READ: Psalm 54 & 55

THINK: The family car is packed to the limit. The kids have their books, tapes, and games. The car-top carrier clearly signals to all observers that our family is taking a trip. But before we leave the driveway, we always stop and pray—asking God for safety and for family unity on our trip. It’s a habit.

Prayer habits are helpful tools to remind us of our dependence on God. Perhaps you have some habits of your own. Before you eat, you pray. Maybe before the kids leave for school, you pray. Before they go to bed, you pray.

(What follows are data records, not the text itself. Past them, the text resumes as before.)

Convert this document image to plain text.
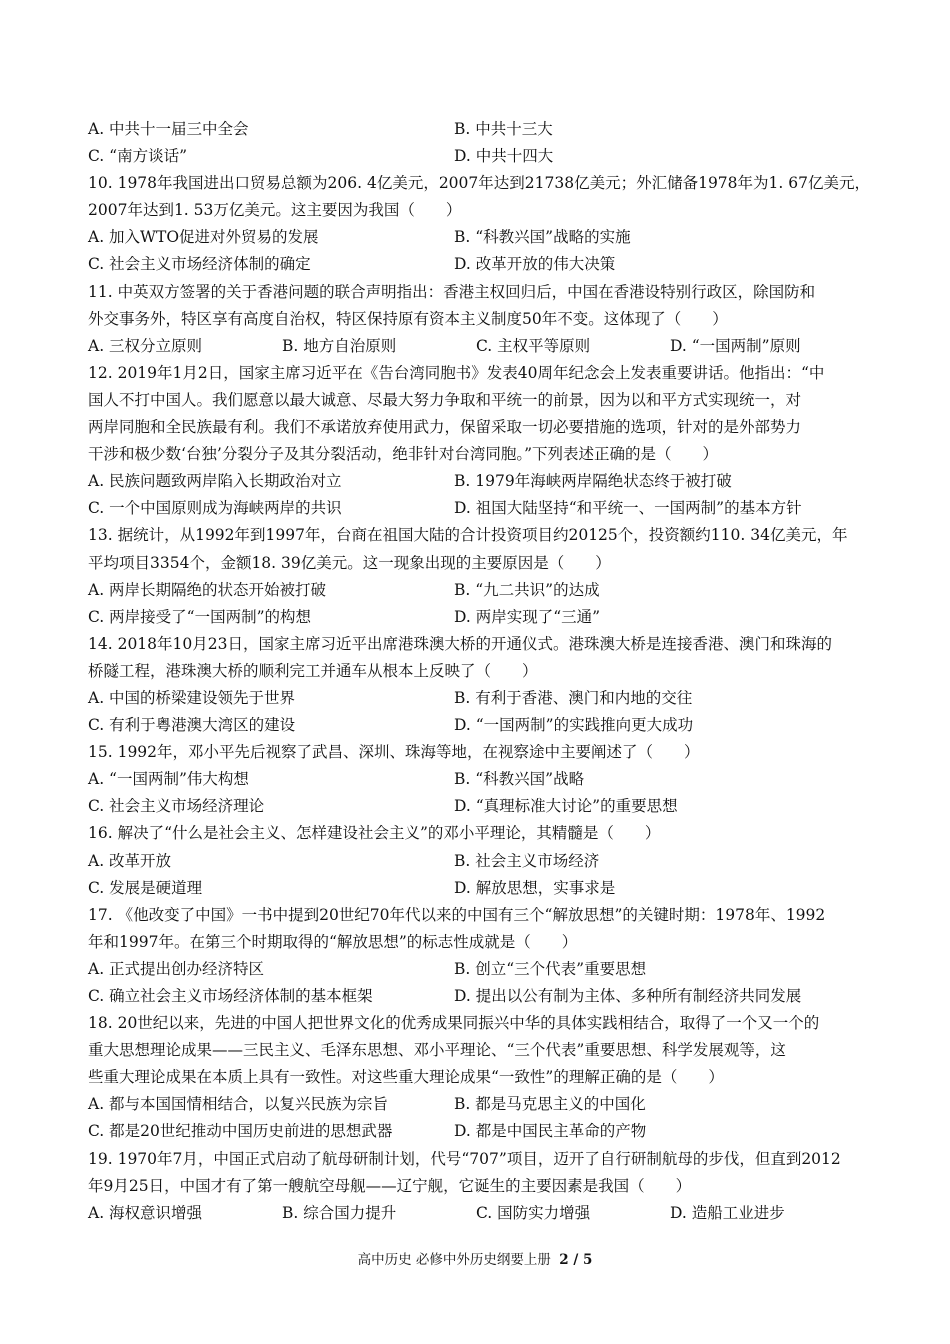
A. 中共十一届三中全会	B. 中共十三大
C. “南方谈话”	D. 中共十四大
10. 1978年我国进出口贸易总额为206. 4亿美元，2007年达到21738亿美元；外汇储备1978年为1. 67亿美元，
2007年达到1. 53万亿美元。这主要因为我国（　　）
A. 加入WTO促进对外贸易的发展	B. “科教兴国”战略的实施
C. 社会主义市场经济体制的确定	D. 改革开放的伟大决策
11. 中英双方签署的关于香港问题的联合声明指出：香港主权回归后，中国在香港设特别行政区，除国防和
外交事务外，特区享有高度自治权，特区保持原有资本主义制度50年不变。这体现了（　　）
A. 三权分立原则	B. 地方自治原则	C. 主权平等原则	D. “一国两制”原则
12. 2019年1月2日，国家主席习近平在《告台湾同胞书》发表40周年纪念会上发表重要讲话。他指出：“中
国人不打中国人。我们愿意以最大诚意、尽最大努力争取和平统一的前景，因为以和平方式实现统一，对
两岸同胞和全民族最有利。我们不承诺放弃使用武力，保留采取一切必要措施的选项，针对的是外部势力
干涉和极少数‘台独’分裂分子及其分裂活动，绝非针对台湾同胞。”下列表述正确的是（　　）
A. 民族问题致两岸陷入长期政治对立	B. 1979年海峡两岸隔绝状态终于被打破
C. 一个中国原则成为海峡两岸的共识	D. 祖国大陆坚持“和平统一、一国两制”的基本方针
13. 据统计，从1992年到1997年，台商在祖国大陆的合计投资项目约20125个，投资额约110. 34亿美元，年
平均项目3354个，金额18. 39亿美元。这一现象出现的主要原因是（　　）
A. 两岸长期隔绝的状态开始被打破	B. “九二共识”的达成
C. 两岸接受了“一国两制”的构想	D. 两岸实现了“三通”
14. 2018年10月23日，国家主席习近平出席港珠澳大桥的开通仪式。港珠澳大桥是连接香港、澳门和珠海的
桥隧工程，港珠澳大桥的顺利完工并通车从根本上反映了（　　）
A. 中国的桥梁建设领先于世界	B. 有利于香港、澳门和内地的交往
C. 有利于粤港澳大湾区的建设	D. “一国两制”的实践推向更大成功
15. 1992年，邓小平先后视察了武昌、深圳、珠海等地，在视察途中主要阐述了（　　）
A. “一国两制”伟大构想	B. “科教兴国”战略
C. 社会主义市场经济理论	D. “真理标准大讨论”的重要思想
16. 解决了“什么是社会主义、怎样建设社会主义”的邓小平理论，其精髓是（　　）
A. 改革开放	B. 社会主义市场经济
C. 发展是硬道理	D. 解放思想，实事求是
17. 《他改变了中国》一书中提到20世纪70年代以来的中国有三个“解放思想”的关键时期：1978年、1992
年和1997年。在第三个时期取得的“解放思想”的标志性成就是（　　）
A. 正式提出创办经济特区	B. 创立“三个代表”重要思想
C. 确立社会主义市场经济体制的基本框架	D. 提出以公有制为主体、多种所有制经济共同发展
18. 20世纪以来，先进的中国人把世界文化的优秀成果同振兴中华的具体实践相结合，取得了一个又一个的
重大思想理论成果——三民主义、毛泽东思想、邓小平理论、“三个代表”重要思想、科学发展观等，这
些重大理论成果在本质上具有一致性。对这些重大理论成果“一致性”的理解正确的是（　　）
A. 都与本国国情相结合，以复兴民族为宗旨	B. 都是马克思主义的中国化
C. 都是20世纪推动中国历史前进的思想武器	D. 都是中国民主革命的产物
19. 1970年7月，中国正式启动了航母研制计划，代号“707”项目，迈开了自行研制航母的步伐，但直到2012
年9月25日，中国才有了第一艘航空母舰——辽宁舰，它诞生的主要因素是我国（　　）
A. 海权意识增强	B. 综合国力提升	C. 国防实力增强	D. 造船工业进步
高中历史 必修中外历史纲要上册 2 / 5
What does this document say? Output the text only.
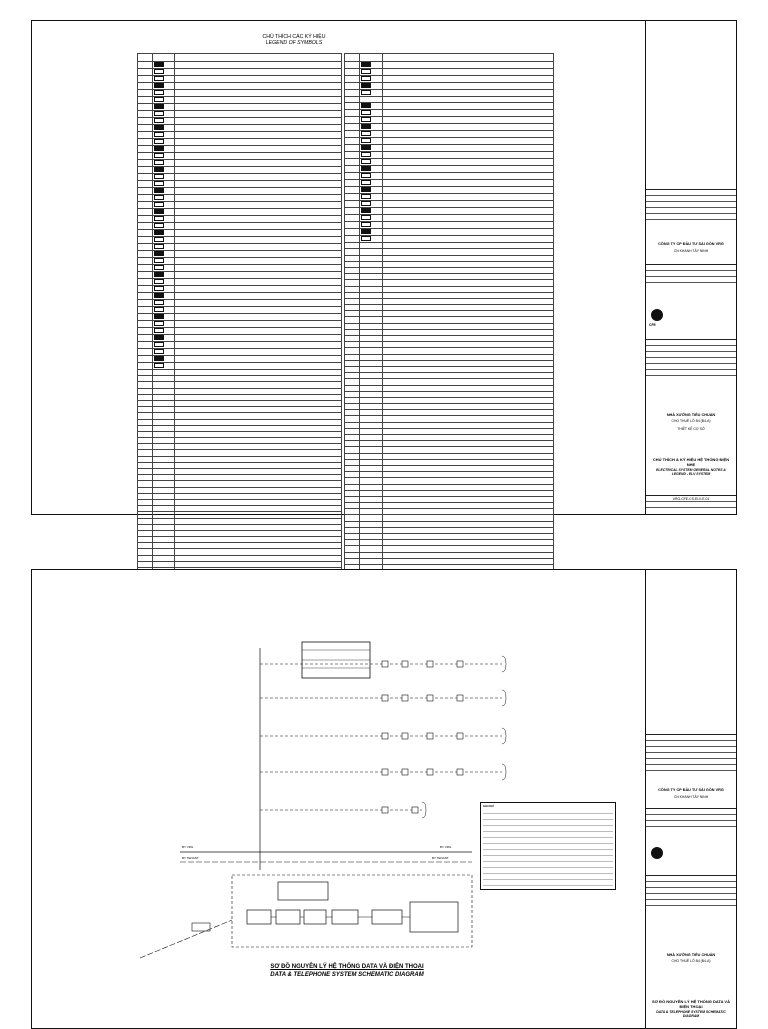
CHÚ THÍCH CÁC KÝ HIỆU
LEGEND OF SYMBOLS

CÔNG TY CP ĐẦU TƯ SÀI GÒN VRG
CN KHANH TÂY NINH
CFE
NHÀ XƯỞNG TIÊU CHUẨN
CHO THUÊ LÔ B4 (B4-A)
THIẾT KẾ CƠ SỞ
CHÚ THÍCH & KÝ HIỆU HỆ THỐNG ĐIỆN NHẸ
ELECTRICAL SYSTEM GENERAL NOTES & LEGEND - ELV SYSTEM
VRG-CFE-CS-ELV-E-01
BY VRG	BY VRG
BY TENANT	BY TENANT
GHI CHÚ
SƠ ĐỒ NGUYÊN LÝ HỆ THỐNG DATA VÀ ĐIỆN THOẠI
DATA & TELEPHONE SYSTEM SCHEMATIC DIAGRAM
CÔNG TY CP ĐẦU TƯ SÀI GÒN VRG
CN KHANH TÂY NINH
NHÀ XƯỞNG TIÊU CHUẨN
CHO THUÊ LÔ B4 (B4-A)
SƠ ĐỒ NGUYÊN LÝ HỆ THỐNG DATA VÀ ĐIỆN THOẠI
DATA & TELEPHONE SYSTEM SCHEMATIC DIAGRAM
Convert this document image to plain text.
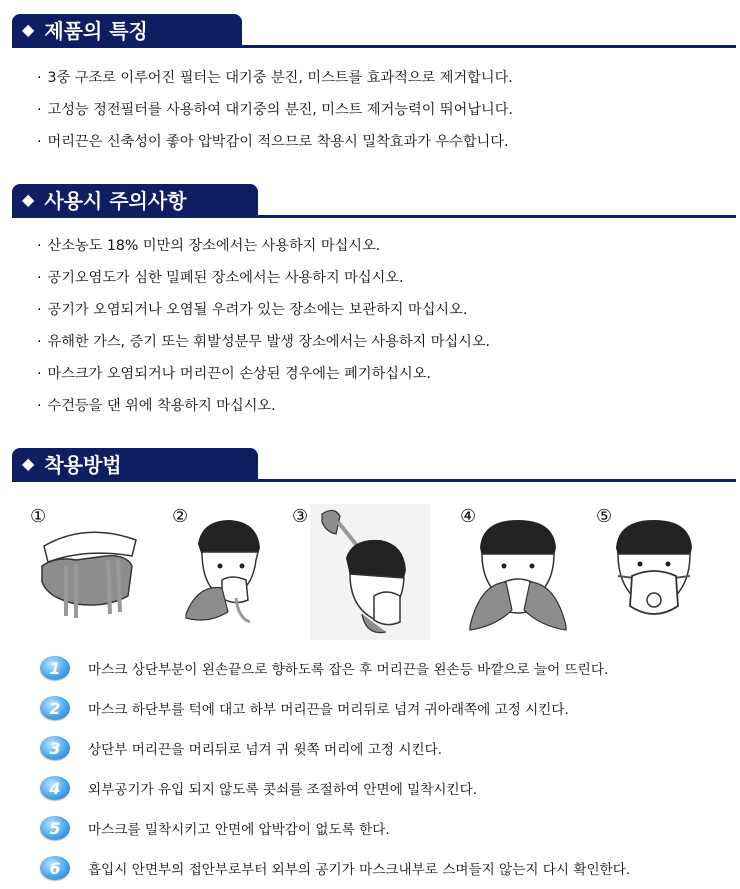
◆ 제품의 특징
· 3중 구조로 이루어진 필터는 대기중 분진, 미스트를 효과적으로 제거합니다.
· 고성능 정전필터를 사용하여 대기중의 분진, 미스트 제거능력이 뛰어납니다.
· 머리끈은 신축성이 좋아 압박감이 적으므로 착용시 밀착효과가 우수합니다.
◆ 사용시 주의사항
· 산소농도 18% 미만의 장소에서는 사용하지 마십시오.
· 공기오염도가 심한 밀폐된 장소에서는 사용하지 마십시오.
· 공기가 오염되거나 오염될 우려가 있는 장소에는 보관하지 마십시오.
· 유해한 가스, 증기 또는 휘발성분무 발생 장소에서는 사용하지 마십시오.
· 마스크가 오염되거나 머리끈이 손상된 경우에는 폐기하십시오.
· 수건등을 댄 위에 착용하지 마십시오.
◆ 착용방법
①	②	③	④	⑤
1	마스크 상단부분이 왼손끝으로 향하도록 잡은 후 머리끈을 왼손등 바깥으로 늘어 뜨린다.
2	마스크 하단부를 턱에 대고 하부 머리끈을 머리뒤로 넘겨 귀아래쪽에 고정 시킨다.
3	상단부 머리끈을 머리뒤로 넘겨 귀 윗쪽 머리에 고정 시킨다.
4	외부공기가 유입 되지 않도록 콧쇠를 조절하여 안면에 밀착시킨다.
5	마스크를 밀착시키고 안면에 압박감이 없도록 한다.
6	흡입시 안면부의 접안부로부터 외부의 공기가 마스크내부로 스며들지 않는지 다시 확인한다.
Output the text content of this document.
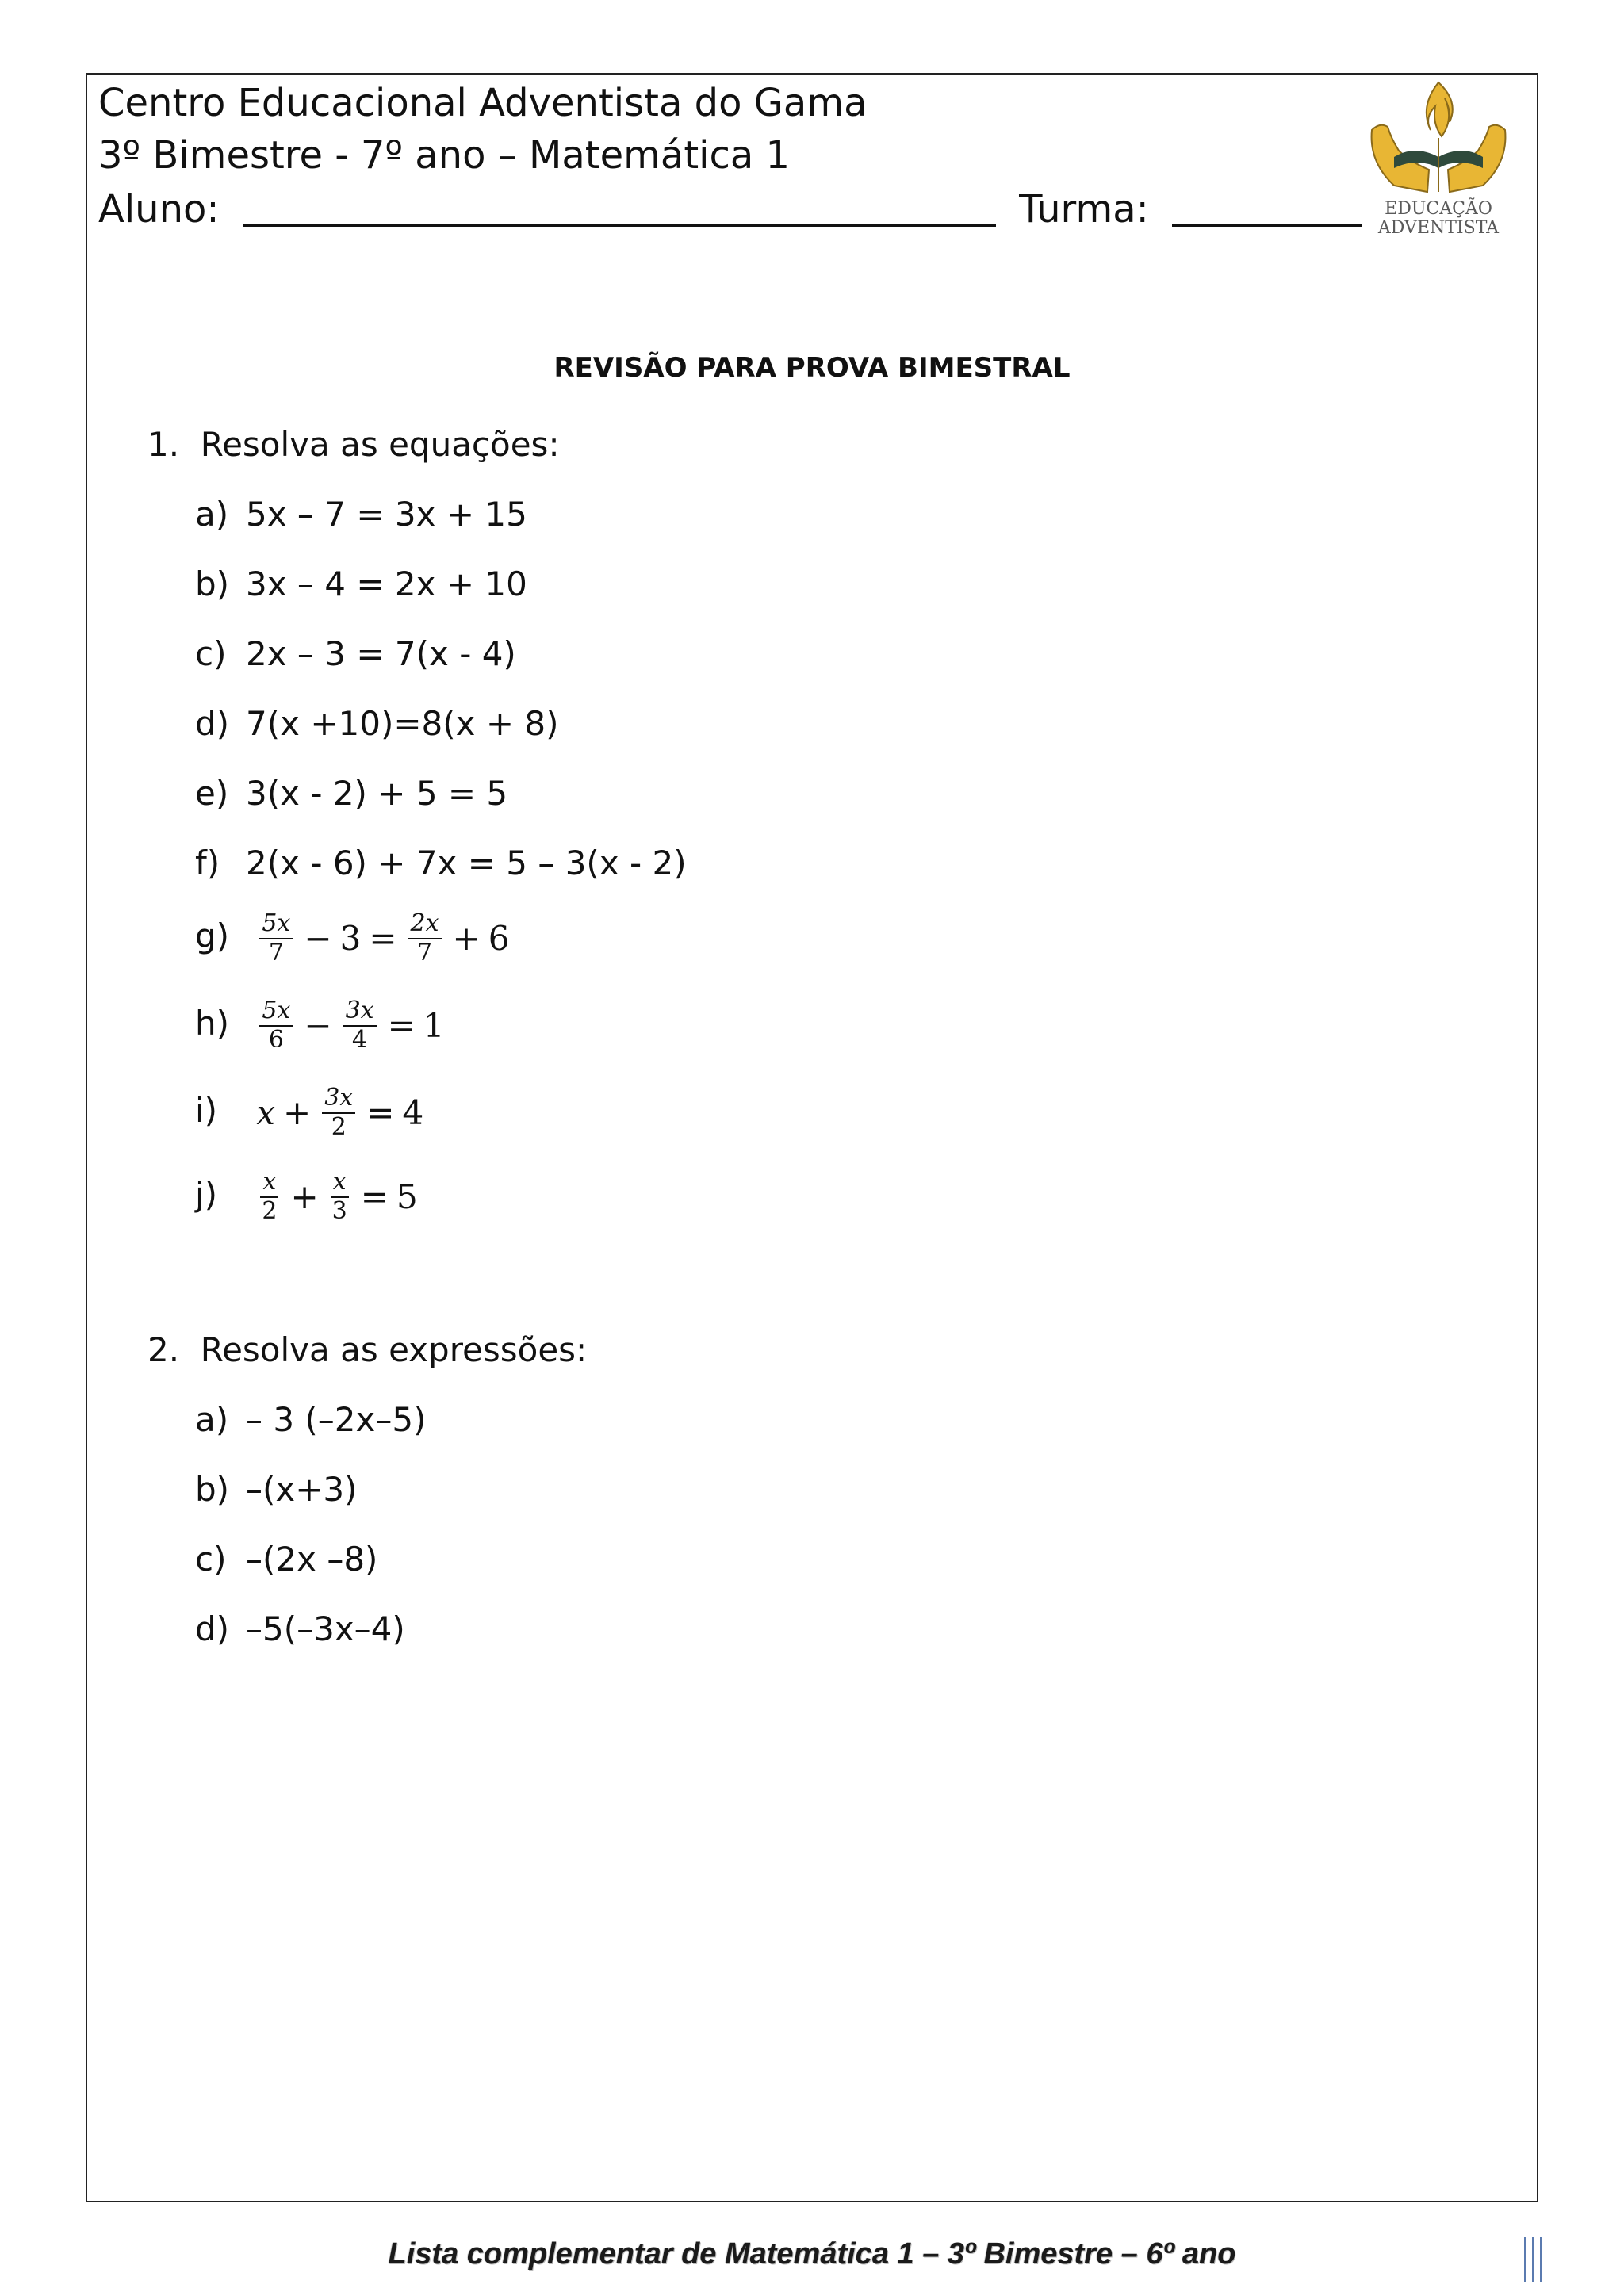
Centro Educacional Adventista do Gama
3º Bimestre - 7º ano – Matemática 1
Aluno:	Turma:	EDUCAÇÃO
ADVENTISTA
REVISÃO PARA PROVA BIMESTRAL
1. Resolva as equações:
a) 5x – 7 = 3x + 15
b) 3x – 4 = 2x + 10
c) 2x – 3 = 7(x - 4)
d) 7(x +10)=8(x + 8)
e) 3(x - 2) + 5 = 5
f) 2(x - 6) + 7x = 5 – 3(x - 2)
$g) \frac{5x}{7} - 3 = \frac{2x}{7} + 6$
$h) \frac{5x}{6} - \frac{3x}{4} = 1$
i) $x + \frac{3x}{2} = 4$
$j) \frac{x}{2} + \frac{x}{3} = 5$
2. Resolva as expressões:
a) – 3 (–2x–5)
b) –(x+3)
c) –(2x –8)
d) –5(–3x–4)
Lista complementar de Matemática 1 – 3º Bimestre – 6º ano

Developing prayer habits can be of tremendous help to those of us who want to develop a close relationship with the Lord but find that the busyness of the day squeezes out the time we had hoped to spend with Him. When we designate different activities of the day before or after which we always pray, we’ll help to assure ourselves of regular communication with our Creator. That could become empty ritual, but it doesn’t have to be—it can be a time of rich fellowship with our Lord.

David, who wrote Psalm 55, said that he prayed in the morning, noon, and evening (v.17). Daniel prayed three times a day (Daniel 6:10). Like them, we would be wise to develop prayer habits. They’re great ways to make prayer an integral, constant part of our daily lives.

To make the most of your time, take time to pray.

ASK: Do you have regular times of prayer each day? If not, when could you set aside time to focus your thoughts on God and talk to Him?